What she learned is that being both is okay. People wanted to hear her personal takes, and they saw it as a breath of fresh air in a space which is usually quite sterile. People weren’t just interested in Hyuni, the NIJISANJI fan artist, but Hyuni the person. Being able to set aside some of that creativity and personality for herself was crucial for her own well-being.
“Sometimes when I'm on the fan side of things, it gets tiring because there's a lot of drama going on there and then you could be kind of targeted for supporting whoever you're supporting,” she stated.
“When I'm on my own, I also have to deal with a lot of issues.
“But I think they can honestly exist together, because… a lot of my audience are still fans of other VTubers. So just being able to geek out with them about the people we love and support is [great].
“I don't think there's anything wrong with being both yourself, being your own character, but also being like a huge nerd and fan of like other VTubers.”
She, more than most, has seen VTubing’s audience change over time. She was once the owner of Mysta Rias’ fan Discord and is well known for being the creator of his fan mascot, the Mystakes.
It was Luxiem’s debut, at least in the NIJISANJI circles she interacted in, that brought in a new audience.

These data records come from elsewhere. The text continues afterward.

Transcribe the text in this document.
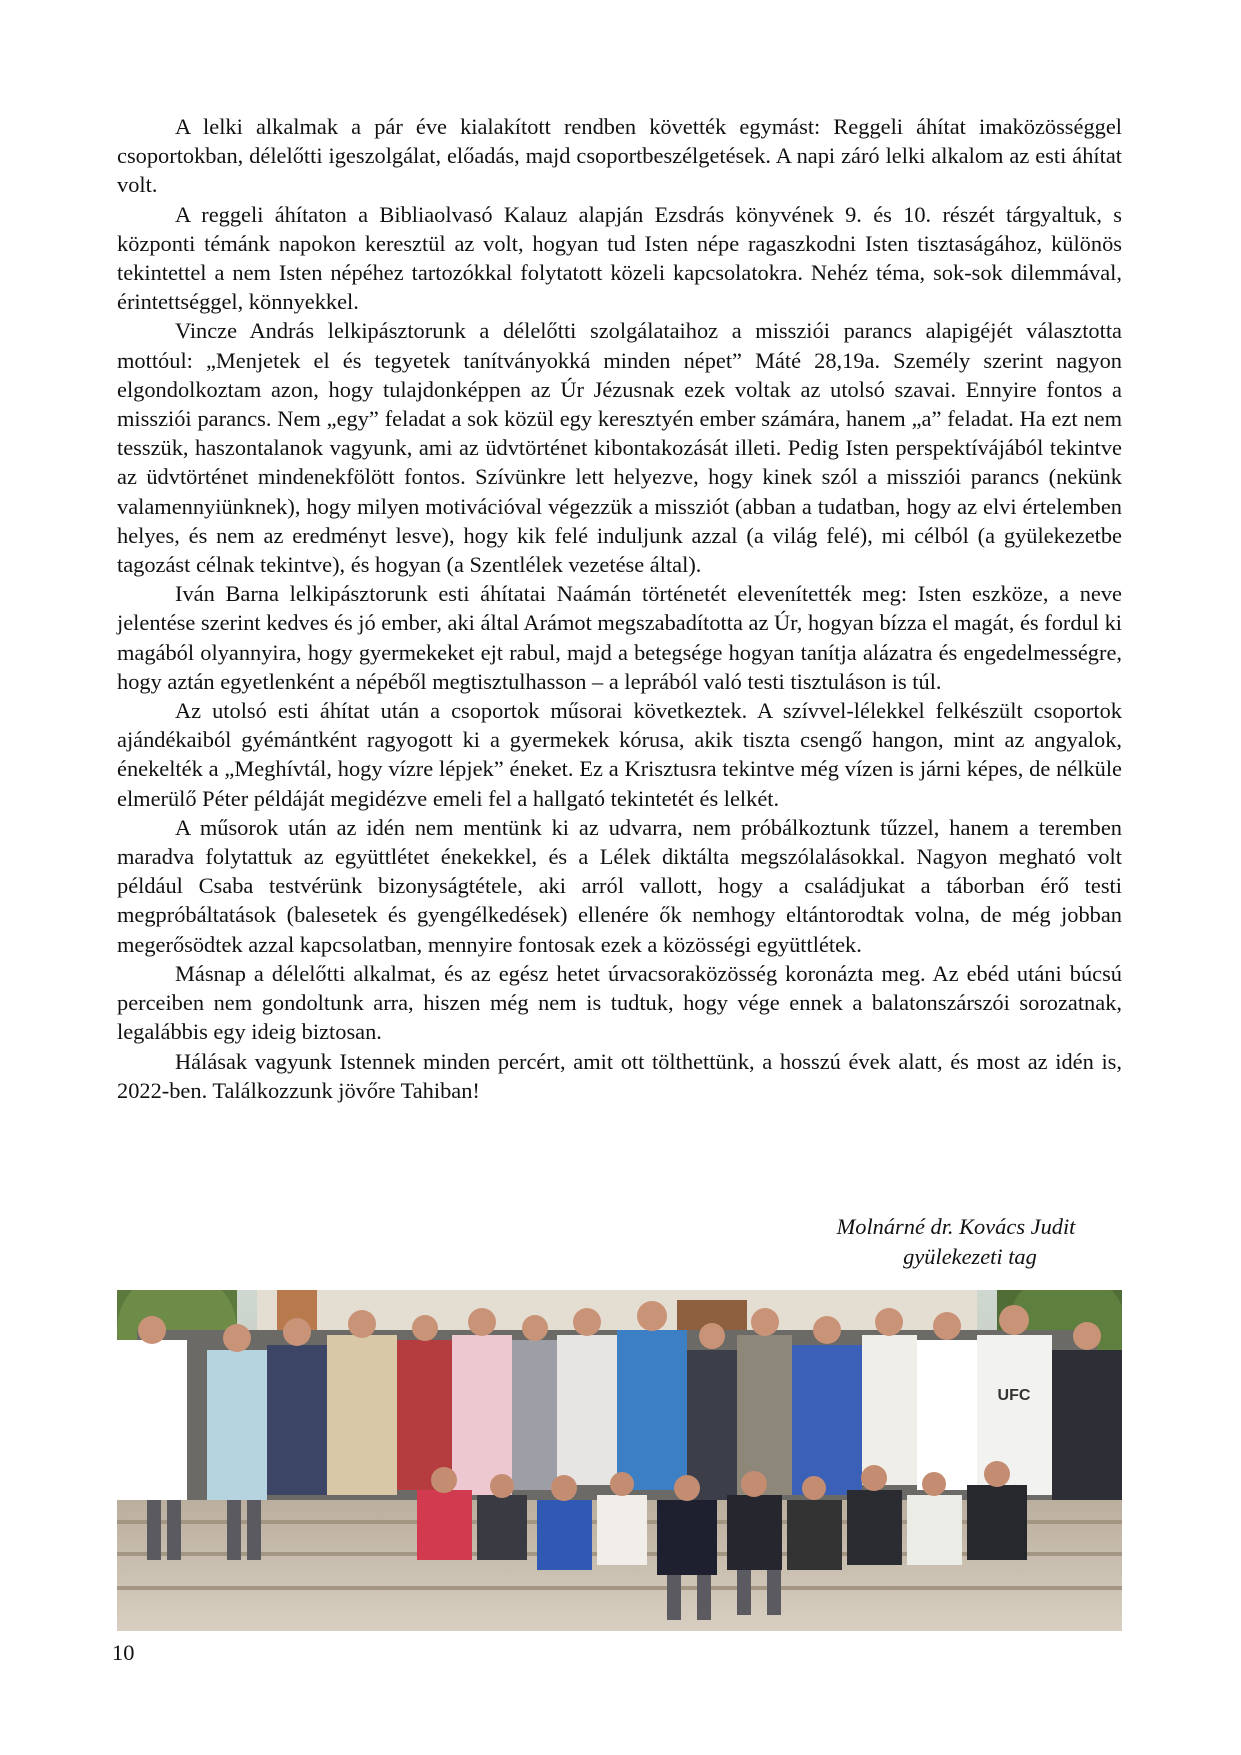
A lelki alkalmak a pár éve kialakított rendben követték egymást: Reggeli áhítat imaközösséggel csoportokban, délelőtti igeszolgálat, előadás, majd csoportbeszélgetések. A napi záró lelki alkalom az esti áhítat volt.

A reggeli áhítaton a Bibliaolvasó Kalauz alapján Ezsdrás könyvének 9. és 10. részét tárgyaltuk, s központi témánk napokon keresztül az volt, hogyan tud Isten népe ragaszkodni Isten tisztaságához, különös tekintettel a nem Isten népéhez tartozókkal folytatott közeli kapcsolatokra. Nehéz téma, sok-sok dilemmával, érintettséggel, könnyekkel.

Vincze András lelkipásztorunk a délelőtti szolgálataihoz a missziói parancs alapigéjét választotta mottóul: „Menjetek el és tegyetek tanítványokká minden népet” Máté 28,19a. Személy szerint nagyon elgondolkoztam azon, hogy tulajdonképpen az Úr Jézusnak ezek voltak az utolsó szavai. Ennyire fontos a missziói parancs. Nem „egy” feladat a sok közül egy keresztyén ember számára, hanem „a” feladat. Ha ezt nem tesszük, haszontalanok vagyunk, ami az üdvtörténet kibontakozását illeti. Pedig Isten perspektívájából tekintve az üdvtörténet mindenekfölött fontos. Szívünkre lett helyezve, hogy kinek szól a missziói parancs (nekünk valamennyiünknek), hogy milyen motivációval végezzük a missziót (abban a tudatban, hogy az elvi értelemben helyes, és nem az eredményt lesve), hogy kik felé induljunk azzal (a világ felé), mi célból (a gyülekezetbe tagozást célnak tekintve), és hogyan (a Szentlélek vezetése által).

Iván Barna lelkipásztorunk esti áhítatai Naámán történetét elevenítették meg: Isten eszköze, a neve jelentése szerint kedves és jó ember, aki által Arámot megszabadította az Úr, hogyan bízza el magát, és fordul ki magából olyannyira, hogy gyermekeket ejt rabul, majd a betegsége hogyan tanítja alázatra és engedelmességre, hogy aztán egyetlenként a népéből megtisztulhasson – a leprából való testi tisztuláson is túl.

Az utolsó esti áhítat után a csoportok műsorai következtek. A szívvel-lélekkel felkészült csoportok ajándékaiból gyémántként ragyogott ki a gyermekek kórusa, akik tiszta csengő hangon, mint az angyalok, énekelték a „Meghívtál, hogy vízre lépjek” éneket. Ez a Krisztusra tekintve még vízen is járni képes, de nélküle elmerülő Péter példáját megidézve emeli fel a hallgató tekintetét és lelkét.

A műsorok után az idén nem mentünk ki az udvarra, nem próbálkoztunk tűzzel, hanem a teremben maradva folytattuk az együttlétet énekekkel, és a Lélek diktálta megszólalásokkal. Nagyon megható volt például Csaba testvérünk bizonyságtétele, aki arról vallott, hogy a családjukat a táborban érő testi megpróbáltatások (balesetek és gyengélkedések) ellenére ők nemhogy eltántorodtak volna, de még jobban megerősödtek azzal kapcsolatban, mennyire fontosak ezek a közösségi együttlétek.

Másnap a délelőtti alkalmat, és az egész hetet úrvacsoraközösség koronázta meg. Az ebéd utáni búcsú perceiben nem gondoltunk arra, hiszen még nem is tudtuk, hogy vége ennek a balatonszárszói sorozatnak, legalábbis egy ideig biztosan.

Hálásak vagyunk Istennek minden percért, amit ott tölthettünk, a hosszú évek alatt, és most az idén is, 2022-ben. Találkozzunk jövőre Tahiban!

Molnárné dr. Kovács Judit
gyülekezeti tag
UFC
10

“Everything was kind of controlled [before], I guess. The audience was primarily male.
“But after Luxiem debuted, I think a bunch of fans from other fandoms — primarily K-Pop, Ensemble Stars, and Project Sekai — caught on and they're like ‘well, like these guys are really cool too.’
“So that's how they kind of blew up on TikTok. And then that's where all the TikTok people came into the servers. And that's how I noticed the demographic change… people have gotten younger.”
As much as the community has grown around these streamers, they have crumbled in their departure. Mysta’s graduation in August was a test of that.
When Hyuni was first asked about this question, she mused on the fact that she hadn’t really watched his streams much in recent months due to timezones. She had drifted away from the affable British fox man.
But she looks back on those times fondly, and she now sees that through the VTubers we idolize, people form genuine connections that go beyond having a shared oshi.
“I kind of convinced myself that I wasn't that big of a fan of him as I used to be because of burnout and just interacting with Mystacord tired me out. But you know what? I kind of feel like Mysta burned out, too.
“When the news dropped everything just crumbled. And I was like ‘wait, this is real.’
“Thinking about the projects that I've organized and the fan art that I've drawn for him, it's less of like, ‘oh no, all of my work is going to waste.’ It's more like ‘I'm glad I was able to do all of this for him while he was still here.’ Sometimes I'll still think ‘maybe if I had drawn more or maybe if I had done more projects, he wouldn't have come to this decision.’
“I'm just happy that I was able to contribute with the time that we had left with him as the character of Mysta.”
As VTubers come and go from streaming, so too will members of the community. People will fleet in and out of the space. But Hyuni is still happy for all the memories she’s made along the way, and how much love there is still to go around.
“Even though even though the kind of demographics have changed and even though some of the people I've known back then aren't really into VTubers anymore or they've left because of drama and stuff like that, I still really treasure all of these interactions and I still really love the community that was built from this.
“Not even related to NIJISANJI, I went to the [Hololive] Connect The World EN concert recently. I was one of the organizers or the designers for their penlight project.
“Just watching that play out in itself was really emotional. Even though I'm not that deeply integrated into the Hololive community yet, just seeing people this dedicated… I was like ‘holy moly, VTubers fans are freaking awesome.’
“This kind of power, like experiencing it in person, really makes a difference. And I think that's just knowing that… has kept me in the circle for ages and I don't think I'm going to get out of it any time soon.”